So we have this preparation we’re doing with Belotero filler. There’s 1 milliliter that’s delivered in syringes and even though this has a lower chance of Tyndall effect, according to the studies and even acknowledged by some company executives from the competitive companies, I still like to bring the solution down to around 5 milligrams per deciliter.

So I’m taking basically our connector here and I’m going to put the… connect this and put the Belotero HA into roughly 3 milliliters which is gonna be one part product, 4 parts solution, if you will, and I have four milliliters… dividing that by 4 gives us 22.5 milligrams divided by 4 is in the 5 milligram per deciliter range which is where I feel like it’s optimal and then I’m just simply putting this in the solution.

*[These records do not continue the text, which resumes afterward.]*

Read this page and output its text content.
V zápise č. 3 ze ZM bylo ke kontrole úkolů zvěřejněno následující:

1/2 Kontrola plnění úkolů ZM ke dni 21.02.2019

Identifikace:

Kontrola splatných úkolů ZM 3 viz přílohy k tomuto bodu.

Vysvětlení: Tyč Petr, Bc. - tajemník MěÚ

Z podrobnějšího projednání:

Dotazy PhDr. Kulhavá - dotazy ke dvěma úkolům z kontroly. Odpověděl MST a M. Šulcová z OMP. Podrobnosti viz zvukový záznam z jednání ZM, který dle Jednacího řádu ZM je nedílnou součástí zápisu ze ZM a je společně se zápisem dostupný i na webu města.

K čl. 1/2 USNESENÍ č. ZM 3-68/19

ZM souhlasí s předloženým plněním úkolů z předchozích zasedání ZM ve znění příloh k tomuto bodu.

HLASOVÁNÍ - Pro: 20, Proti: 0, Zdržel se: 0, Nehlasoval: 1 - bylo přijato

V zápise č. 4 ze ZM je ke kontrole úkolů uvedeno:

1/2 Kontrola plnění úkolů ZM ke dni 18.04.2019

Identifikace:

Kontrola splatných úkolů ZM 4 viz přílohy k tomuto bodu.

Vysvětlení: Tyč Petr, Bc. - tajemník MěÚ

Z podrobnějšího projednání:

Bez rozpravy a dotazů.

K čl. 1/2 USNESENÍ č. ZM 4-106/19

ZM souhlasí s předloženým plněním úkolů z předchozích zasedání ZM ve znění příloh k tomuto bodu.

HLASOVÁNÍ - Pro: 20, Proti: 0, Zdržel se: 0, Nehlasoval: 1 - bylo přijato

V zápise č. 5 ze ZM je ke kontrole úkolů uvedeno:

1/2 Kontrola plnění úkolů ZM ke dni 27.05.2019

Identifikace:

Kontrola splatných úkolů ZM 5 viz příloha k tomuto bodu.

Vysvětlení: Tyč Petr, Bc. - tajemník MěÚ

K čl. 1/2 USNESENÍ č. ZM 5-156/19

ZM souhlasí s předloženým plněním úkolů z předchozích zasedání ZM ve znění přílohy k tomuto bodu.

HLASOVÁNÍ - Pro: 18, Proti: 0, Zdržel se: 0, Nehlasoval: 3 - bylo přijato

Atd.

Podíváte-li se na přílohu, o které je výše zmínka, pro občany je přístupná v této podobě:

I don’t think you can do this too much. In fact, I’ll often have my assistant sort of sitting in the background doing this sort of mixing between the two syringes and making sure I don’t have any parts of the HA that are more concentrated.

And then I’m simply drawing it into my delivery syringe, it’s too hard in a big 5 milliliter syringe, and a 30 gauge needle which is really the key for fine lines. And these two little components been very successful for us in the absence of the Cosmoderm product which I think was obviously the ideal product for fine lines and I’m just going to draw this up in to the syringe. And the I’ll often have my assistant, actually, will just take a 1 milliliter BD syringe that’s got a screwed vessel for the needle on it, a locking vessel.

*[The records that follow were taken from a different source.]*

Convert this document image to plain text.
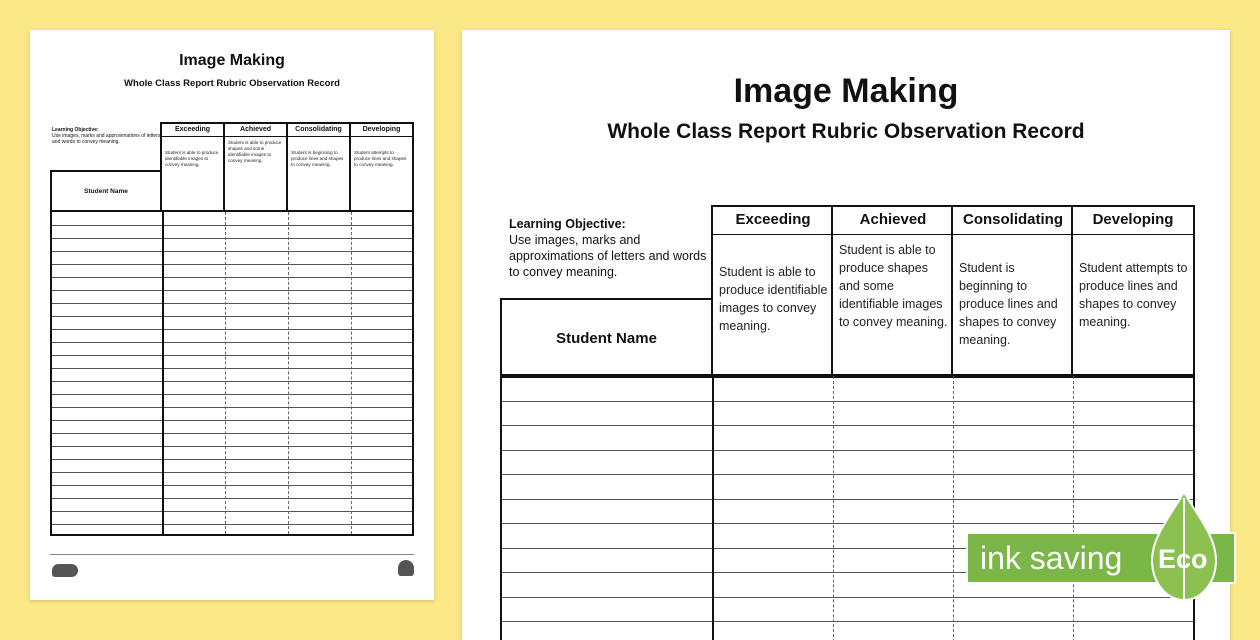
Image Making
Whole Class Report Rubric Observation Record
Learning Objective:
Use images, marks and approximations of letters and words to convey meaning.
Exceeding
Student is able to produce identifiable images to convey meaning.
Achieved
Student is able to produce shapes and some identifiable images to convey meaning.
Consolidating
Student is beginning to produce lines and shapes to convey meaning.
Developing
Student attempts to produce lines and shapes to convey meaning.
Student Name
Image Making
Whole Class Report Rubric Observation Record
Learning Objective:
Use images, marks and approximations of letters and words to convey meaning.
Exceeding
Student is able to produce identifiable images to convey meaning.
Achieved
Student is able to produce shapes and some identifiable images to convey meaning.
Consolidating
Student is beginning to produce lines and shapes to convey meaning.
Developing
Student attempts to produce lines and shapes to convey meaning.
Student Name
ink saving Eco
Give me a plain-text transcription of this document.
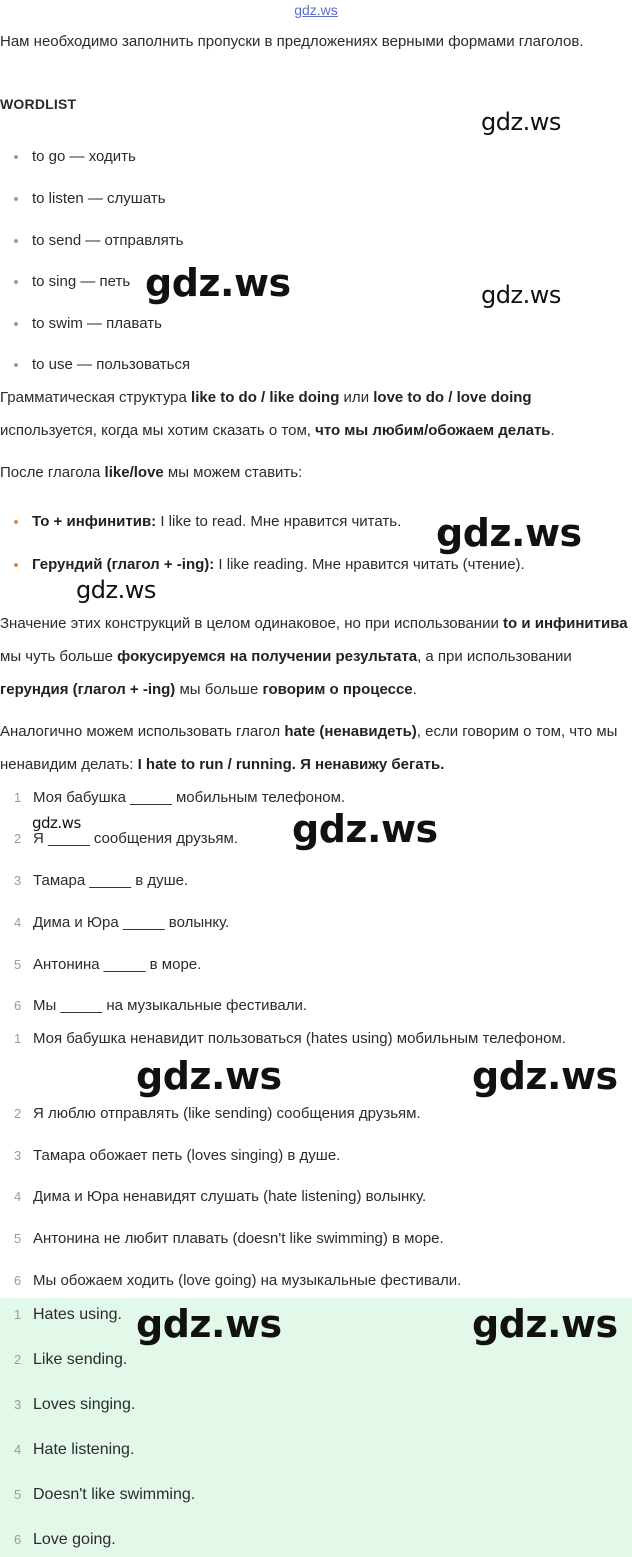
gdz.ws

Нам необходимо заполнить пропуски в предложениях верными формами глаголов.

WORDLIST
to go — ходить
to listen — слушать
to send — отправлять
to sing — петь
to swim — плавать
to use — пользоваться

Грамматическая структура like to do / like doing или love to do / love doing используется, когда мы хотим сказать о том, что мы любим/обожаем делать.

После глагола like/love мы можем ставить:

То + инфинитив: I like to read. Мне нравится читать.
Герундий (глагол + -ing): I like reading. Мне нравится читать (чтение).

Значение этих конструкций в целом одинаковое, но при использовании to и инфинитива мы чуть больше фокусируемся на получении результата, а при использовании герундия (глагол + -ing) мы больше говорим о процессе.

Аналогично можем использовать глагол hate (ненавидеть), если говорим о том, что мы ненавидим делать: I hate to run / running. Я ненавижу бегать.

1 Моя бабушка _____ мобильным телефоном.
2 Я _____ сообщения друзьям.
3 Тамара _____ в душе.
4 Дима и Юра _____ волынку.
5 Антонина _____ в море.
6 Мы _____ на музыкальные фестивали.
1 Моя бабушка ненавидит пользоваться (hates using) мобильным телефоном.
2 Я люблю отправлять (like sending) сообщения друзьям.
3 Тамара обожает петь (loves singing) в душе.
4 Дима и Юра ненавидят слушать (hate listening) волынку.
5 Антонина не любит плавать (doesn't like swimming) в море.
6 Мы обожаем ходить (love going) на музыкальные фестивали.
1 Hates using.
2 Like sending.
3 Loves singing.
4 Hate listening.
5 Doesn't like swimming.
6 Love going.
gdz.ws
gdz.ws	gdz.ws
gdz.ws
gdz.ws
gdz.ws	gdz.ws
gdz.ws	gdz.ws
gdz.ws	gdz.ws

The key is getting intradermal. I should see a little wheel developing in the skin surface which is an indication that I am intradermal, and the more intradermal we are, the better effacement of the line it is. If I am sub-dermal or even deep dermal, what I’m going to do is push the line towards the surface and not really treat the line itself. And if it develops a little superficial wheel, I’m okay with that but as long as the line is effaced, that is the important thing. And so I’m just doing this with serial point.

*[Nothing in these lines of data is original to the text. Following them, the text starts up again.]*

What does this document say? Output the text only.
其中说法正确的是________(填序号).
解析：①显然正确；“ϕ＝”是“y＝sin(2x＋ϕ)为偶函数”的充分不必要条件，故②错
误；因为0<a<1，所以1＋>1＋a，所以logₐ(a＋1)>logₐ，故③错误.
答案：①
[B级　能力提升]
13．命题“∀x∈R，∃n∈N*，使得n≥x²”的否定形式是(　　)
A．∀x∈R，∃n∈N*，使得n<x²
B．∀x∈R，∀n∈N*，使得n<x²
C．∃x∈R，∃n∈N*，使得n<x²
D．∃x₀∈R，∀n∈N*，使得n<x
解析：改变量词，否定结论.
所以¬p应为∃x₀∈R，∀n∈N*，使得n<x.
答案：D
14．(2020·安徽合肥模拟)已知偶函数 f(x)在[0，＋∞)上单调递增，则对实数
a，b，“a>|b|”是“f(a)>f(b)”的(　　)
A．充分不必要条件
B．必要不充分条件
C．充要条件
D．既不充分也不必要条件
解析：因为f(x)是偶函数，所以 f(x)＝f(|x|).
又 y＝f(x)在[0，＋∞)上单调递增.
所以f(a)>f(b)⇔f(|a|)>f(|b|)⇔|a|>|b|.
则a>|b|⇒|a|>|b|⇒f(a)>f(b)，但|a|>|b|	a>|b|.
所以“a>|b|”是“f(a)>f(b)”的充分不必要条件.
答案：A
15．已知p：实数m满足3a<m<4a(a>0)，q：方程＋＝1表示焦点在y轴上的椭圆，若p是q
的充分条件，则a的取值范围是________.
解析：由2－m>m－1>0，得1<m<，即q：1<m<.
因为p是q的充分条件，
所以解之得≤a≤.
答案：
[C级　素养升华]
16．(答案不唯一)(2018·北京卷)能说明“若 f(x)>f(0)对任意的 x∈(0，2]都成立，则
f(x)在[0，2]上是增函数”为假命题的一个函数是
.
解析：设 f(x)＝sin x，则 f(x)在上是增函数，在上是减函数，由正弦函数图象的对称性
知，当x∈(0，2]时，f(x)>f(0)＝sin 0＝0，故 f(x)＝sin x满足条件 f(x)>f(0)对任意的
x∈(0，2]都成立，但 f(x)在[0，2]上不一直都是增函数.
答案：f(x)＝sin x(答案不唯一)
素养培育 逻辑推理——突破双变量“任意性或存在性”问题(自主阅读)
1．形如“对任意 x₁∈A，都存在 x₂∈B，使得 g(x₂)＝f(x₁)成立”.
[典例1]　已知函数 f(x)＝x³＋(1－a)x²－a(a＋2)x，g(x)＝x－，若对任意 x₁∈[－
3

Linear threading sounds appealing but it is so hard to do this with linear threading. And I think anybody that remembers the Cosmoderm days, knows that this serial point injection is a far superior way of treating a fine line. And then the patient themselves will massage this when we’re done. If there’s a little swelling, that’s not a problem. If you start near the top of the lip, it’s helpful because the indentation comes from the top. Ultimately in a lip like this you’re pretty much laying down a layer along the entire upper lip surface intradermally, and that effaces all the lines.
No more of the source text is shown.